OSMANLI’DAN MİRAS KALDI

İzbeli Çiftliği, tarihi 1600’lü yıllara Osmanlı dönemine kadar uzanan Kastamonu’nun önemli turizm duraklarından biri olarak kabul ediliyor. Dönemim Osmanlı Padişahı IV. Mehmet (Avcı Mehmet) tarafından, 1651 yılında tımarlı sipahi yetiştirilmek üzere İzbeli Ailesi’ne verilen bu çiftlik, geçmişten günümüze fazla bir değişikliğe uğramadan, doğal çevresi korunarak gelmiştir. Bölgedeki arazilerde yüzlerce yıldır doğal ve organik tarım teknikleri ile üretim yapılıyor. 2002’den bu yana da turizme hizmet veriyor. Özellikle organik ürünler ile hazırlanan kahvaltıları çok meşhur.
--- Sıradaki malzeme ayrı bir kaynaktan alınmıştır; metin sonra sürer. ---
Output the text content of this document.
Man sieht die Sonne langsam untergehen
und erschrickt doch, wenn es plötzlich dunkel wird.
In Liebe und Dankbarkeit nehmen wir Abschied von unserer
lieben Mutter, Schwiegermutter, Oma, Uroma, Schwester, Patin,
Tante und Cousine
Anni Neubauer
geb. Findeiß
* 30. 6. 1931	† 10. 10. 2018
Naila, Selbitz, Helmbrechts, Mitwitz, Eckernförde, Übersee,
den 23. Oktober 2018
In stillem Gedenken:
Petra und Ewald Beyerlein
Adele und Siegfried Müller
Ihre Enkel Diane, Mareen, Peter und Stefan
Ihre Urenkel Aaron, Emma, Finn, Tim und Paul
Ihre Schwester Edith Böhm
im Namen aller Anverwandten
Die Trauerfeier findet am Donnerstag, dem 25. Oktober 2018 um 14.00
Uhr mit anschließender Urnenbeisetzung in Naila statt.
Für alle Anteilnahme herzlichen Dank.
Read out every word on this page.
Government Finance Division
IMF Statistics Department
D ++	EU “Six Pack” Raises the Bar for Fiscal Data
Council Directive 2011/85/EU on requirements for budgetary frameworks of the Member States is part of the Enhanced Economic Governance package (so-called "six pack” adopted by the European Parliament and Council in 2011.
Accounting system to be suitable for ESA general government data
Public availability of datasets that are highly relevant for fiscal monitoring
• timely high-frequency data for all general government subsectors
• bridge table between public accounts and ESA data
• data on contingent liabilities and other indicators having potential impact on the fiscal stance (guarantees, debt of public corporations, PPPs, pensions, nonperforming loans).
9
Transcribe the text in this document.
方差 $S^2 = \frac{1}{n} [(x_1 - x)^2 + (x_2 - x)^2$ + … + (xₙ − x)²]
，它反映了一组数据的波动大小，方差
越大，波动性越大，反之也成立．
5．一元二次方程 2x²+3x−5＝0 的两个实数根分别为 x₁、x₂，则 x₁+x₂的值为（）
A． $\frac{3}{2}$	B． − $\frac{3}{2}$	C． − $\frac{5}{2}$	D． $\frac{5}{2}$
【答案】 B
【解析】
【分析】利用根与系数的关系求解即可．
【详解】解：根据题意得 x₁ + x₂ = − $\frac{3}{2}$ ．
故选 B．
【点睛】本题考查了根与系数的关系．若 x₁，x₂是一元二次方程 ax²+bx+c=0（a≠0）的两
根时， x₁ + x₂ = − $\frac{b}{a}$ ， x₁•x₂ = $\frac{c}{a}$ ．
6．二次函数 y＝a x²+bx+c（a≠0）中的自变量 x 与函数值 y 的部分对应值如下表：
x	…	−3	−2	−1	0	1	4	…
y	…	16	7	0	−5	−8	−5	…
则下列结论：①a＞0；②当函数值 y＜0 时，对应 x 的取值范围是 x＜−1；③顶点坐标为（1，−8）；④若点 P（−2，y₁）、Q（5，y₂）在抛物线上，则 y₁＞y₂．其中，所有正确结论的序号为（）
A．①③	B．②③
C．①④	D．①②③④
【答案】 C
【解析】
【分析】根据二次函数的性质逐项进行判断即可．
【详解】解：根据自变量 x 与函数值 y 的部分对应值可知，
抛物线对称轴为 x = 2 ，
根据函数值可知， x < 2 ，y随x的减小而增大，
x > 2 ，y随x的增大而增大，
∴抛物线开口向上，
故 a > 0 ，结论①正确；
DOĞA TURİZMİNDE ÜNÜ ARTIYOR

1926 yılında aile meskeni olarak inşa edilen İzbeli Konağı, 1200 m² kullanım alanına sahip bir kültür varlığı olarak kabul ediliyor. Haremlik ve selamlık olmak üzere 2 bölümden oluşan, toplamda 3 ana kat, bir çatı katına sahip 24 oda kapasiteli yapının altında bir de mahzen bulunuyor. İksir Hanım kullanılmayan bu konağı satın aldıktan sonra konak aslına uygun restore edilmiş, İksir ResortTown Tatil ve Yaşam Kasabası’nın temelini oluşturmuş. Kastamonu Daday’da bulunan işletme azlında 700 dönümün üzerinde bir havzada turistik faaliyet yürütüyor. Ziyaretçilerine, doğa fotoğrafçılığından, at sporlarına, safariye, gölde balık avına kadar çok değişik etkinlikler sunuyor.